Monday, December 19, 2011

Former German count strikes copper in USA

December 19, 1907

Couns Hans Friedrich von Hochberg, a member of the princely family of Pless, renounced his "title and all claims to inheritance," due to his marriage with a shop girl, reports the New York Times.

Hans Friedrich, a nephew of Princess Marie of Saxe-Weimar-Eisenach, and a childhood playmate of Crown Prince Wilhelm of Germany,  has found a new career as an American mine promoter.    In less than a year,  he has earned $30,000  and a "fourth interest in a copper mining company, which is really producing ore."

Hans Friedrich caused "a sensation in Court circles," when he suddenly resigned his commission as First Lieutenant in the Royal Food Guards," and came to Ossining, New York.  Several months after his arrival, the scion of German nobility married Louise Carow, a shop girl.

The young count's family planned out a military career for him.  For a time, he served  in "daily attendance at the Imperial Palace as an officer of the Kaiser's personal body guard." 

The young count's duties were, however, "not confining."  It was in Berlin where he met Louise.  He became "infatuated," and after a few months,  "came talk of a scandal.

Hans Friedrich's father, Count Bolko, became enraged when he learned of his son's relationship.   There were plans for the young count to marry a princess.  The wedding was to have taken place in June 1906.    Count Bolko demanded to know what all the rumors were about.    His son stated that "I will marry the girl."

The engagement between Count Hans Friedrich and the unnamed princess was broken off, and the young count was packed off to America by his father.  Once he arrived in New York,  Hans Friedrich decided "not to accept his father's gratuity."  He found work as a chauffeur with the Maxwell-Briscoe Company in Tarrytown, New York.    In August 1906, he sent a cable to Fraulein Carow to come to America.  She did, and they were married on September 9 at a boarding house in Ossining.  

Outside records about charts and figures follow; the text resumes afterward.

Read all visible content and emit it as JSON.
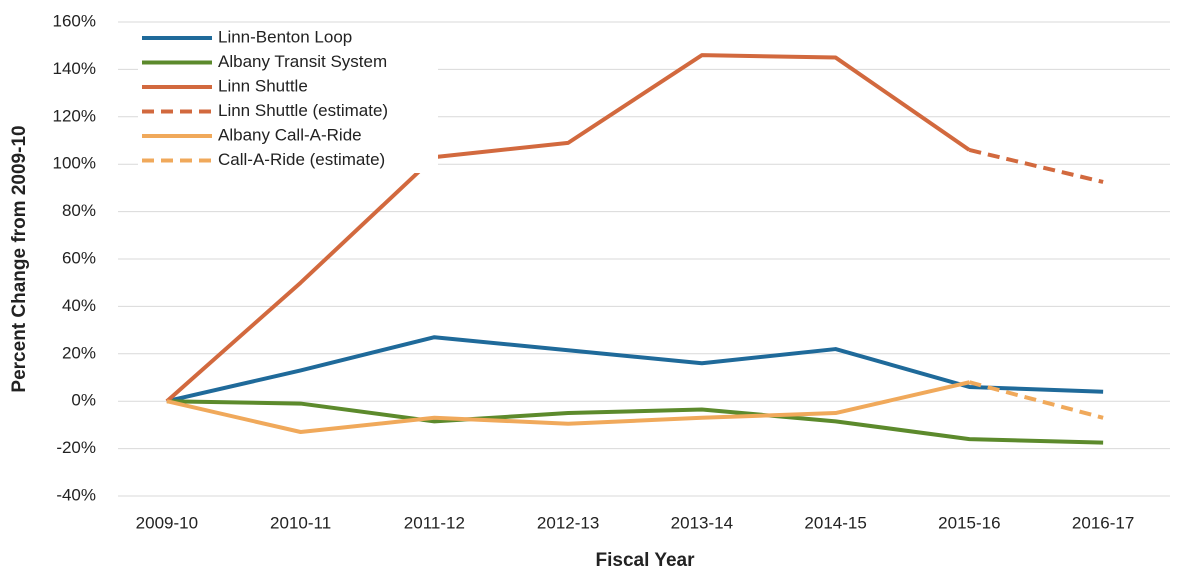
{
  "chart_data": {
    "type": "line",
    "x_label": "Fiscal Year",
    "y_label": "Percent Change from 2009-10",
    "categories": [
      "2009-10",
      "2010-11",
      "2011-12",
      "2012-13",
      "2013-14",
      "2014-15",
      "2015-16",
      "2016-17"
    ],
    "series": [
      {
        "name": "Linn-Benton Loop",
        "color": "#1f6a9a",
        "dash": false,
        "values": [
          0,
          13,
          27,
          21.5,
          16,
          22,
          6,
          4
        ]
      },
      {
        "name": "Albany Transit System",
        "color": "#5c8a2c",
        "dash": false,
        "values": [
          0,
          -1,
          -8.5,
          -5,
          -3.5,
          -8.5,
          -16,
          -17.5
        ]
      },
      {
        "name": "Linn Shuttle",
        "color": "#d2693e",
        "dash": false,
        "values": [
          0,
          50,
          103,
          109,
          146,
          145,
          106,
          null
        ]
      },
      {
        "name": "Linn Shuttle (estimate)",
        "color": "#d2693e",
        "dash": true,
        "values": [
          null,
          null,
          null,
          null,
          null,
          null,
          106,
          92.5
        ]
      },
      {
        "name": "Albany Call-A-Ride",
        "color": "#f0a95b",
        "dash": false,
        "values": [
          0,
          -13,
          -7,
          -9.5,
          -7,
          -5,
          8,
          null
        ]
      },
      {
        "name": "Call-A-Ride (estimate)",
        "color": "#f0a95b",
        "dash": true,
        "values": [
          null,
          null,
          null,
          null,
          null,
          null,
          8,
          -7
        ]
      }
    ],
    "ylim": [
      -40,
      160
    ],
    "yticks": [
      {
        "value": -40,
        "label": "-40%"
      },
      {
        "value": -20,
        "label": "-20%"
      },
      {
        "value": 0,
        "label": "0%"
      },
      {
        "value": 20,
        "label": "20%"
      },
      {
        "value": 40,
        "label": "40%"
      },
      {
        "value": 60,
        "label": "60%"
      },
      {
        "value": 80,
        "label": "80%"
      },
      {
        "value": 100,
        "label": "100%"
      },
      {
        "value": 120,
        "label": "120%"
      },
      {
        "value": 140,
        "label": "140%"
      },
      {
        "value": 160,
        "label": "160%"
      }
    ],
    "grid": true,
    "legend": "top-left"
  }
}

The couple's first child, a daughter, Johanna, was born several months later. The news of the marriage "was spread broadcast in Germany."  Hans Friedrich, who continued to work as a chauffeur, received "many business offers."   One playwright "quickly wrote a play" about how the count "had renounced fame and fortune to marry the girl he had wronged."  The playwright wanted Hans Friedrich to play the leading role.

Hans Friedrich rejected the offer.  "I do not care to bring any more disgrace upon my family than has already been brought forward already.  He also turned down an offer to drive a car up Pike's Peak, which would have provided a bonus to the advertising company.  But Louise did not want her husband to risk his life.

He did not earn a lot of money as a chauffeur, but he and his wife "were very happy.   Noah E. Barnes, a Colorado mining man, had read about Hans Friedrich's story and "decided that the Count's name would look well on the prospectus of a mining company."   Barnes wanted to move into the German market, and the count's name on a prospectus would open many doors in Germany.  Barnes made overtures to the count, which were accepted.

The two men returned to Colorado, and began prospecting.  They discovered a copper lode.  A new company was formed, and the two men began to benefit from the success.   This past spring, Count von Hochberg and his wife and daughter sailed to Germany.  He booked a suite at the the Kaiserhof hotel in Berlin, while his wife and daughter went to stay with her family. 

Family and friends flocked to the hotel to see Hans Friedrich, welcoming him home.  But this welcome was not extended to his wife.  It was as if "she never existed."

The only member of Hans's family who rebuffed him was his father, who would not receive him.

There was also a hint of trouble for the count.  Because he had abandoned his military position, he was threatened with court martial.  This was soon smoothed out by the German Ambassador to the United States, Baron Speck von Sternburg.

Several weeks after his arrival, the Count finally "sprung his mining scheme," and told about how he wanted to sell stock.  But in order to continue to promote his prospectus, he had to give up his title.   He renounced his title on July 18, 1907, according to the latest edition of the Almanach de Gotha.

He stayed in Germany for several more weeks, selling all the stock, and then, with his wife and daughter, returned to the United States.  He came to Germany as a count,  but he left as Hans Frederick Barnes.